It is late to be adding to the mountain of Tigerology, but up until now most analyses of the business impact of the golfing great’s tomcatting have been disappointingly superficial. It is not news to advertisers, even if it is news to the rest of us, that athlete brands are fragile assets. Let’s be honest here: it’s still 2009, and one extramural boyfriend would have done as much economic damage to Tiger Inc. as a dozen girlfriends have. A company that puts its image in the hands of a sportsman can never have enough information about his private life as it needs to establish 100% confidence that there won’t be a meltdown. Celebrities are risky business, but the market in them exists anyway.

It will go on existing, with some of the air taken out of the major international assets. The sales value of an “athlete” like John Daly is adjusted up front (and not only downward!) for volatility: an efficient market knows there’s a certain probability he might end up in jail for writing bad cheques or squabbling with his eighth wife or gambling on gerbil fights. It’s surprising information that creates economic shocks—and that’s why “hypocrisy” is a problem for celebrity endorsers. It’s not because people consider hypocrisy a particularly high crime in itself, but because it can lead to an incorrect assignment of human capital. They’ve been using Tiger to sell aspirational goods, an ideal of achievement and dedication and family living, to the middle class. He should have been peddling cologne, wine coolers, and condoms all along.

Woods, as a brand, will never get back to where he was. The story behind the story is that Old Tiger was a marketing asset you could use absolutely anywhere: adult North Americans aren’t really surprised that a super-fit billionaire might sometimes take a nightclub hostess back to the hotel, but let’s not forget that Woods is also the best-known Asian sports hero on the planet. On this continent “family values” is a patently insincere term, a phrase whose comic nature is obvious by virtue of it having to be formulated in the first place. (“Family values” wouldn’t need any defence if most of us didn’t have higher values that we were actually following most of the time.) Asia, I think, is different. Over there, they still just call ’em “values”.

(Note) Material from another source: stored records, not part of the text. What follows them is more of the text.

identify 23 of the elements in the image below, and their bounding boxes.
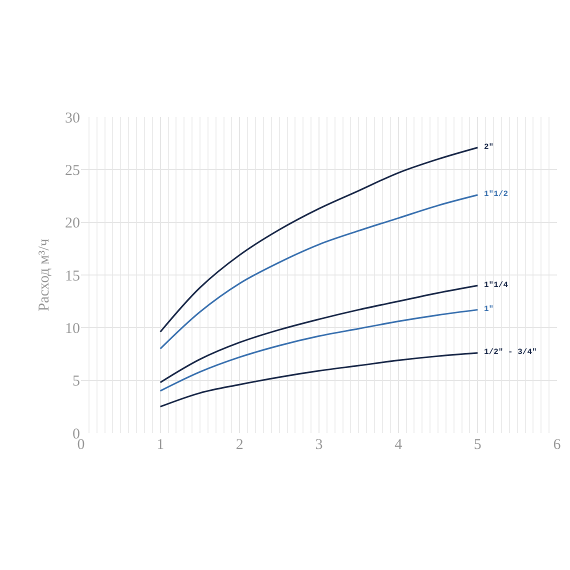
x-tick-label: 3 — [315, 437, 323, 453]
y-tick-label: 15 — [65, 268, 80, 284]
x-tick-label: 6 — [553, 437, 562, 453]
x-tick-label: 5 — [474, 437, 482, 453]
series-label: 2" — [484, 143, 494, 152]
line-series — [160, 352, 478, 408]
line-series — [160, 308, 478, 392]
y-tick-label: 30 — [65, 110, 80, 126]
line-series — [160, 194, 478, 350]
y-tick-label: 10 — [65, 320, 80, 337]
x-tick-label: 4 — [394, 437, 403, 453]
series-label: 1/2" - 3/4" — [484, 348, 537, 357]
y-tick-label: 25 — [65, 162, 80, 179]
y-tick-label: 20 — [65, 216, 80, 232]
x-tick-label: 1 — [156, 437, 164, 453]
line-series — [160, 146, 478, 333]
series-label: 1"1/2 — [484, 190, 508, 199]
y-axis-title: Расход м³/ч — [36, 238, 52, 312]
y-tick-label: 5 — [72, 374, 80, 390]
line-series — [160, 284, 478, 384]
x-tick-label: 2 — [236, 437, 244, 453]
series-label: 1" — [484, 305, 494, 314]
series-label: 1"1/4 — [484, 281, 508, 290]
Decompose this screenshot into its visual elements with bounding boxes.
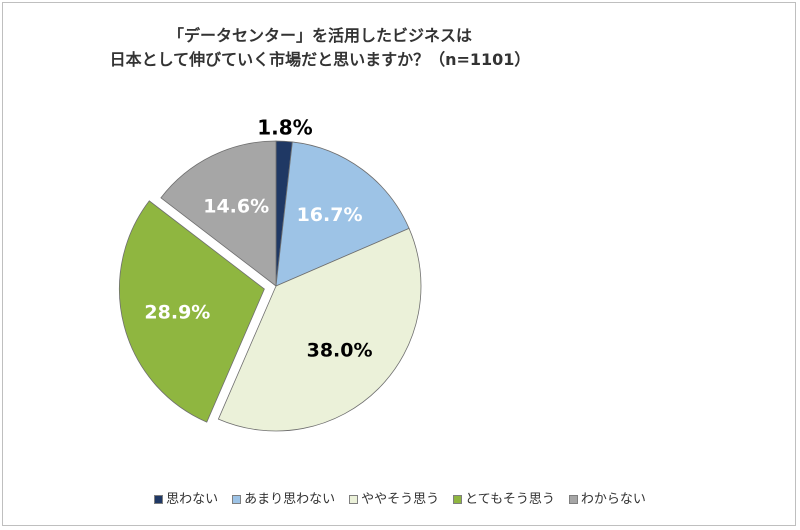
chart-title-line1: 「データセンター」を活用したビジネスは bbox=[167, 26, 472, 45]
legend-swatch-0 bbox=[154, 495, 164, 504]
chart-title-line2: 日本として伸びていく市場だと思いますか？（n=1101） bbox=[109, 50, 531, 69]
legend-item-3: とてもそう思う bbox=[453, 488, 555, 507]
legend-item-1: あまり思わない bbox=[232, 488, 335, 507]
legend-swatch-2 bbox=[349, 495, 359, 504]
legend-item-4: わからない bbox=[568, 488, 646, 507]
legend-label-1: あまり思わない bbox=[244, 492, 336, 507]
legend-swatch-3 bbox=[453, 495, 463, 504]
legend-label-0: 思わない bbox=[166, 492, 219, 507]
legend-label-3: とてもそう思う bbox=[465, 492, 555, 507]
legend-swatch-4 bbox=[568, 495, 578, 504]
pie-label-4: 14.6% bbox=[203, 195, 269, 217]
legend-label-4: わからない bbox=[580, 492, 646, 507]
legend-label-2: ややそう思う bbox=[361, 492, 440, 507]
pie-label-1: 16.7% bbox=[297, 204, 363, 226]
legend-swatch-1 bbox=[232, 495, 242, 504]
pie-slice-3 bbox=[119, 200, 265, 423]
legend-item-0: 思わない bbox=[154, 488, 218, 507]
chart-legend: 思わない あまり思わない ややそう思う とてもそう思う わからない bbox=[0, 488, 800, 507]
pie-slice-4 bbox=[160, 140, 277, 287]
pie-label-0: 1.8% bbox=[257, 115, 312, 139]
pie-slice-2 bbox=[217, 227, 422, 432]
pie-label-3: 28.9% bbox=[144, 302, 210, 324]
legend-item-2: ややそう思う bbox=[349, 488, 439, 507]
pie-slice-1 bbox=[275, 141, 410, 287]
pie-label-2: 38.0% bbox=[307, 340, 373, 362]
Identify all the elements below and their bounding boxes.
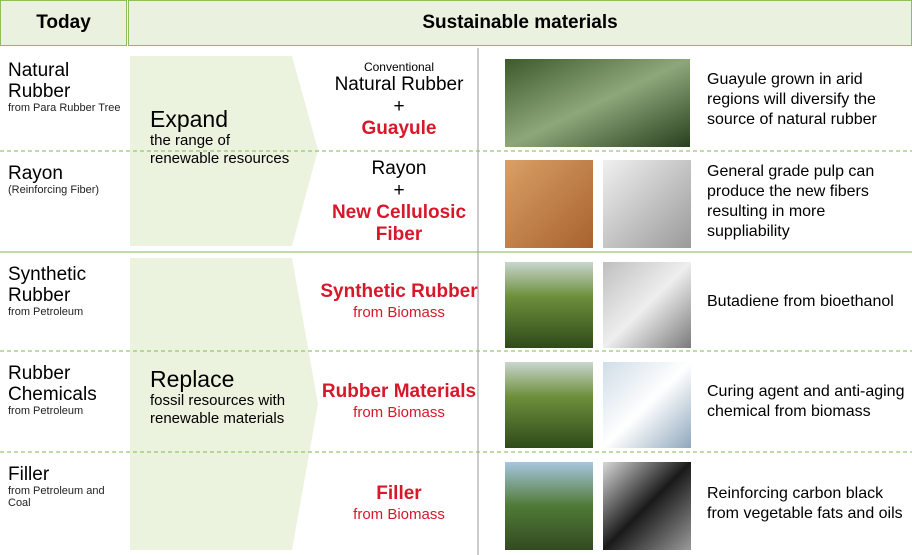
group-text: fossil resources with renewable material… (150, 392, 300, 428)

Tiger will obviously be forced to readjust, especially since keeping his marriage afloat apparently won’t be an option. The expectation of the public and the commentariat appears to be that this will be a process of personal, spiritual readjustment; that would be great for his image if there were very many goods and services well-suited to be sold by a joyless, contrite, perpetually horny sap, though I guess Bibles and self-help books are always an option. But it would be better for him if he had the self-awareness to embrace larger-than-life/folk hero/beyond-good-and-evil status. (Sports ARE, in some sense, beyond good and evil. They don’t put the green jacket on the golfer who gets voted Miss Congeniality.)

Shaquille O’Neal, whose November divorce got bumped off the sports pages by Tiger, is one of the top endorsers in U.S. sports—hell, he’s an MBA-holding expert in the economics of endorsements! But if you heard he had banged a dozen bottle blondes, wouldn’t your honest first reaction be “So was that all in the same night or did the Diesel spread them out over a whole weekend?” If Derek Jeter got caught doing it, wouldn’t you say “Damn, I guess the Captain finally got tired of brunettes”?

For marketing professionals, the watchwords going forward are: Dark-Side Tiger. Demon-Haunted Tiger. Hedonistic Tiger. And, if and when he gets back on the course, Driven, Avenging Tiger—the ordeal survivor, answering the millions of critics the only way he really knows how, with an iron in his hands. It will be an exciting case study for generations of business majors. If Tiger can rise to the occasion, he will be a much more fascinating figure in the end. We may prefer that our kids model themselves on Arnold Palmer, Ken Griffey, Kurt Warner; but sports is also about, and may be mostly about, the Ty Cobbs. The Mike Tysons. The Ayrton Sennas.